Senin, 24 Mei 2010

BAB I

PENDAHULUAN

A. Latar Belakang

Berdasarkan data penelitian yang dilakukan World Health Organization pada tahun 1998 jumlah penderita Diabetes mellitus di Indonesia menduduki peringkat keempat di dunia, setelah India, Rusia dan Jepang. Hasil penelitian menyatakan Diabetes mellitus tercantum menduduki urutan yang sama yaitu keempat dari prioritas penelitian nasional untuk penyakit degeneratif, dimana prioritas pertama adalah penyakit kardiovaskuler, kemudian disusul penyakit sereviovaskuler, geriatrik, DM, rematik dan katarak (Nugroho, 1999). Ancaman Diabetes mellitus sekitar 12 – 20% penduduk dunia dan setiap 10 detik di dunia orang meninggal akibat komplikasi yang ditimbulkannya (WHO, 2000).

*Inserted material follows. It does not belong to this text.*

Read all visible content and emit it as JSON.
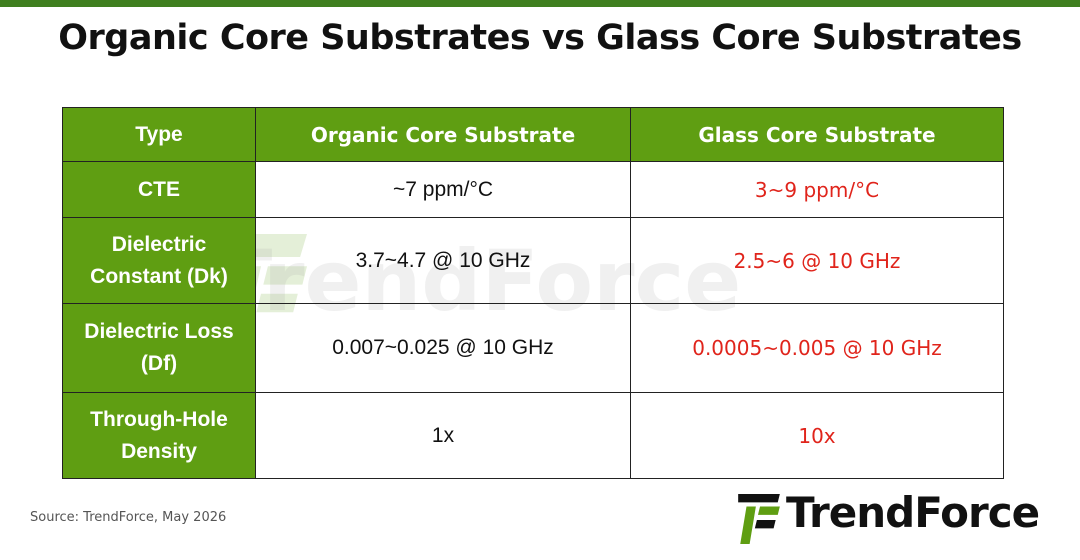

Menurut penelitian epidemologis yang sampai saat ini telah dilaksanakan di Indonesia, kekerapan Diabetes Melitus berkisar antara 1,4-1,6%, kecuali di dua tempat yaitu Pekajangan (Jawa Tengah) dan Manado yang agak meningkat sebesar 2,3% dan 6% berturut-turut. Suatu penelitian terakhir di Jakarta tahun 1993, kekerapan Diabetes Melitus di daerah urban (yaitu di Kelurahan Kayu Putih sebesar 5,69%) sedangkan di daerah rural yang dilakukan oleh Augusta Arifin (kutipan) di daerah Jawa Barat tahun 1995, angka itu hanya 1,1%. Tetapi di Jawa Timur tidak berbeda yaitu 1,43% di daerah urban dan 1,47% di daerah rural. Melihat tendensi kenaikan kekerapan Diabetes Melitus di Indonesia akan meningkat secara global yang terutama di sebabkan oleh peningkatan kemakmuran suatu populasi, maka dapat dimengerti bila suatu saat terutama dalam kurun waktu satu atau dua dekade yang akan datang kekerapan Diabetes Melitus di Indonesia akan meningkat dengan drastis (Suyono, 2004).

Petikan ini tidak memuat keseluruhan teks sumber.